Le lendemain est notre premier mauvais jour. Nous partons pour Baltimore et nous devons quitter à mi-chemin nos amis (déjà nous leur donnons ce nom) du comité de New-York. Nous prenons l’Erié railroad, celui-là même qui a si fièrement planté une annonce au milieu du lit du Niagara. Ce malheureux chemin de fer qui pourrait être une des meilleures lignes des États-Unis est tombé, il y a quelques années, entre les mains de spéculateurs qui l’ont mené à mal et mis en faillite ou à peu près. Il est encore aujourd’hui sous séquestre. On n’en a pas moins mis à notre disposition un train spécial et fait imprimer l’itinéraire de l’excursion complémentaire qui nous est offerte. Nous longeons d’abord, mais sans le voir, tant la rive en est plate, les bords du lac Ontario. Le lac Ontario ! quel souvenir pour un lecteur de Cooper ! Mais j’ai pris le parti de cacher mon admiration pour l’auteur du Dernier des Mohicans, car il m’a paru que les Américains la tenaient pour un peu enfantine, et comme je n’ai pas relu ses romans depuis longtemps, il se pourrait bien qu’ils eussent raison. L’Itinéraire porte que nous devons nous arrêter à Portage pour admirer un pont en fer de 234 pieds de long et de 800 pieds de haut, jeté sur la rivière Genessee. Nous admirons, en effet, conformément au programme, cet ouvrage d’art singulièrement élégant et hardi. Il y a six ans qu’il subit l’épreuve d’un trafic incessant ; mais les officiers du génie qui nous accompagnent déclarent qu’en France l’administration des ponts et chaussées ne recevrait jamais un pareil travail.
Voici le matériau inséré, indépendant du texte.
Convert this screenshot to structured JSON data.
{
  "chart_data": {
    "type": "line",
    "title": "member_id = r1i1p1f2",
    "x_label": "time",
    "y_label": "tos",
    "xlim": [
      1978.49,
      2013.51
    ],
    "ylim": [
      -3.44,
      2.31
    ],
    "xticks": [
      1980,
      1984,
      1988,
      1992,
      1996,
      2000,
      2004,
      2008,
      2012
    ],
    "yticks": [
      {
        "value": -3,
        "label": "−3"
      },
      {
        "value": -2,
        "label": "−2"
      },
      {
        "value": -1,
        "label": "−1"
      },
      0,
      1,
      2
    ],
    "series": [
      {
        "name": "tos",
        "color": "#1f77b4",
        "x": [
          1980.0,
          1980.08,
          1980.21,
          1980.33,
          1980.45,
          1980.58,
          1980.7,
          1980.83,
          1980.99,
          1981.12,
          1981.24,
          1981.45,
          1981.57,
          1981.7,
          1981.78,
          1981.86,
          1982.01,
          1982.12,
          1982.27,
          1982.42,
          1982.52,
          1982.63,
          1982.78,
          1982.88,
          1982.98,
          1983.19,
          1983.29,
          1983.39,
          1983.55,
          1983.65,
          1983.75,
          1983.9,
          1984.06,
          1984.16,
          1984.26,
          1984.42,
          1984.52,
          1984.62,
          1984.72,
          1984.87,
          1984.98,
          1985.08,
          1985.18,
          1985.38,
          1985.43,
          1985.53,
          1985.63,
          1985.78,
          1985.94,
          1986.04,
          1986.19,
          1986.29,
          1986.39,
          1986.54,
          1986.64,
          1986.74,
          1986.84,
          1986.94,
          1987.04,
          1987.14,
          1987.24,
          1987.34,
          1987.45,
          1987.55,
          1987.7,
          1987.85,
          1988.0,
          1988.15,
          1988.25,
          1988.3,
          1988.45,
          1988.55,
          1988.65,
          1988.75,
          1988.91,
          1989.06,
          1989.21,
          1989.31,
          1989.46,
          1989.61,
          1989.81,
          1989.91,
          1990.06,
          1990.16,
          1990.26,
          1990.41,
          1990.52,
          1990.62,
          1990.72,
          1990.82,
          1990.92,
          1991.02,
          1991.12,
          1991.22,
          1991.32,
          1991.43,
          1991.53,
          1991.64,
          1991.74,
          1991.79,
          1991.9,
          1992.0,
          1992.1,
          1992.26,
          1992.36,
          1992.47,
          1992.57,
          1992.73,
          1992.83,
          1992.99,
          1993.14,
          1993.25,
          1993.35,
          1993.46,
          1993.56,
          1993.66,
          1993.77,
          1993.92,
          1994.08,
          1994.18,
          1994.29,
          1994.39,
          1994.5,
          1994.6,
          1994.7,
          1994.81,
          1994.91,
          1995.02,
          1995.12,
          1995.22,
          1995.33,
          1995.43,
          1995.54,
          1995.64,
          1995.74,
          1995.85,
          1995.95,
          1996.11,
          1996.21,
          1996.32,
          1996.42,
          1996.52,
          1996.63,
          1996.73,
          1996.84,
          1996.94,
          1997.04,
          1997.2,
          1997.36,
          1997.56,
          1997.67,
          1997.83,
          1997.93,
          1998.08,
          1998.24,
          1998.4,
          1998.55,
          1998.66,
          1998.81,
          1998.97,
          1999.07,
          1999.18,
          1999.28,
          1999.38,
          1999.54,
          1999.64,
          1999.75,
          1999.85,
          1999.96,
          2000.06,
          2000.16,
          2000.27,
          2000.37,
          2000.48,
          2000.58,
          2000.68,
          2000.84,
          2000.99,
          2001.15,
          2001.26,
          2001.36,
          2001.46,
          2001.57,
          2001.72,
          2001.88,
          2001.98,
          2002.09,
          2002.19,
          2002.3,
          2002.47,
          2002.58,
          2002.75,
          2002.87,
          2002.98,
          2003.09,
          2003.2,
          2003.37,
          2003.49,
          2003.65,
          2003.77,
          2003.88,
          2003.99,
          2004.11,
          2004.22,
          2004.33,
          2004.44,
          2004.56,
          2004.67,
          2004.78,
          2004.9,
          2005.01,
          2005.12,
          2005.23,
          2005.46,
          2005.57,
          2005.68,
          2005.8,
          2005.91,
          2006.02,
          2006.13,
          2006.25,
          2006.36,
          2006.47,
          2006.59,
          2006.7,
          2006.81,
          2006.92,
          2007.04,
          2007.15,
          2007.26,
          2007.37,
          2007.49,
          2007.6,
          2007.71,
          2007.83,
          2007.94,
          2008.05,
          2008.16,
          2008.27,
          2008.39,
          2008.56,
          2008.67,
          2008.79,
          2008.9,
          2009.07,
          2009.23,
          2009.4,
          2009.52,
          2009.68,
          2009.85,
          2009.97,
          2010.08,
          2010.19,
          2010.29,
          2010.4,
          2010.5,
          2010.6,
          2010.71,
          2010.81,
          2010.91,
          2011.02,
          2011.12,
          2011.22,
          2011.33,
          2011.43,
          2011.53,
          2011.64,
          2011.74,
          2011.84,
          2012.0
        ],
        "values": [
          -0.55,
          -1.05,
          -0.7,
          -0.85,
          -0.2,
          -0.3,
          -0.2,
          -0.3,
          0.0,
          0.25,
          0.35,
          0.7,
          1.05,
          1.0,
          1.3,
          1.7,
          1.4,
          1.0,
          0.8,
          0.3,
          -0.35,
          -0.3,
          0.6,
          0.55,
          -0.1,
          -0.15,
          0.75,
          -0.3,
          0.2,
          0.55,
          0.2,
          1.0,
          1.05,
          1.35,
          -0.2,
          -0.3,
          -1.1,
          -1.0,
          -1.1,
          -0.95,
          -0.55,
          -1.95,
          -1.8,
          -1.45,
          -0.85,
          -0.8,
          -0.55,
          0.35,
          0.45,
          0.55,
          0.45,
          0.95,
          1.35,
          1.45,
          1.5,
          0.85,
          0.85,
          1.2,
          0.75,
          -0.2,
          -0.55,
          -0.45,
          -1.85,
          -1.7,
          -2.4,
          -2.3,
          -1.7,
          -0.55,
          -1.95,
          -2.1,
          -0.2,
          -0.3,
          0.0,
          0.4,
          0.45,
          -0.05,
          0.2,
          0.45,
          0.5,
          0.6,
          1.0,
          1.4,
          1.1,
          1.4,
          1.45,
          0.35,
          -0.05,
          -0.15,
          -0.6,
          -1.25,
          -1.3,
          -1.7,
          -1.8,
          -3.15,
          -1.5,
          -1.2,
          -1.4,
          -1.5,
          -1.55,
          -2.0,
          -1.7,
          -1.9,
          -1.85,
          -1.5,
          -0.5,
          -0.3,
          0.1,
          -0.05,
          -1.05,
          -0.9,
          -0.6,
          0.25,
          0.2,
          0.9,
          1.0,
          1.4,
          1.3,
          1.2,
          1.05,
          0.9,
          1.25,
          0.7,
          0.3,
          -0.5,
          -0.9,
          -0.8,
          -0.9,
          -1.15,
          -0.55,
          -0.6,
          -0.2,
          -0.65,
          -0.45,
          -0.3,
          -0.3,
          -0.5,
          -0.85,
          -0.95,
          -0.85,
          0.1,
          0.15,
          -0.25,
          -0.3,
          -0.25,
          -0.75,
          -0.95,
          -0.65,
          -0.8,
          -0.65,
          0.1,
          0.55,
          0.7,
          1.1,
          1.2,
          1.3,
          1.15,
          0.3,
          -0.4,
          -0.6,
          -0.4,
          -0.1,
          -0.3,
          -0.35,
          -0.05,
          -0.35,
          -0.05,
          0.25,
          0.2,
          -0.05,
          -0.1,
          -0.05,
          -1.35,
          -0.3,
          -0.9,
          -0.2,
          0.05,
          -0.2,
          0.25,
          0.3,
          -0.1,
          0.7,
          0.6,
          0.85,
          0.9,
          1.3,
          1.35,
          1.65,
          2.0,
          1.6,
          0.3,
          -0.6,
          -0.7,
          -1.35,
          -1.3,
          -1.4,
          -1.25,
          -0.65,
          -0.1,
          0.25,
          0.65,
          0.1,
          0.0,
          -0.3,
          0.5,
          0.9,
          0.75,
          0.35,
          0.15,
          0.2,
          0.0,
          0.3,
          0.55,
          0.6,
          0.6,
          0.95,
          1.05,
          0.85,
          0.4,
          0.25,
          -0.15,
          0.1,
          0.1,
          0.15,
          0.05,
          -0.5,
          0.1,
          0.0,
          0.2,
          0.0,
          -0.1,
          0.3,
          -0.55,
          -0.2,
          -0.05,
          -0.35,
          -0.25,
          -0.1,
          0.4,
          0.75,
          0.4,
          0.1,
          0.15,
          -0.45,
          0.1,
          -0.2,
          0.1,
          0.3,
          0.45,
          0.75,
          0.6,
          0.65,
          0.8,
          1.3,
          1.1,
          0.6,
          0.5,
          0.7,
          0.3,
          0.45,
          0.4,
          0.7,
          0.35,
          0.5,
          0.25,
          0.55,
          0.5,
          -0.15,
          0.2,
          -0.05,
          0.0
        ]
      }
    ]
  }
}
Cette administration tutélaire préférerait imposer à une compagnie de chemin de fer un pont dont l’établissement serait beaucoup plus long et plus coûteux sans présenter de plus grandes garanties de solidité. Nous suivons ensuite une gorge des Alleghanies, dont l’aspect rappelle celui de nos plus jolies vallées des Vosges et s’embellit encore des teintes rouges particulières au feuillage de certains arbres, déjà touchés par l’automne, et malheureusement nous arrivons à Elmira. Là, en effet, le comité de New-York doit nous quitter après nous avoir remis aux mains du comité de Baltimore, venu à notre rencontre. Nous échangeons force poignées de main et promesses d’au revoir lorsque nous repasserons par New-York. Enfin notre train s’ébranle, et pendant la première heure nous ne pouvons parler que de ceux et de celles auxquels nous avons dû ces agréables jours.


OTHENIN D’HAUSSONVILLE.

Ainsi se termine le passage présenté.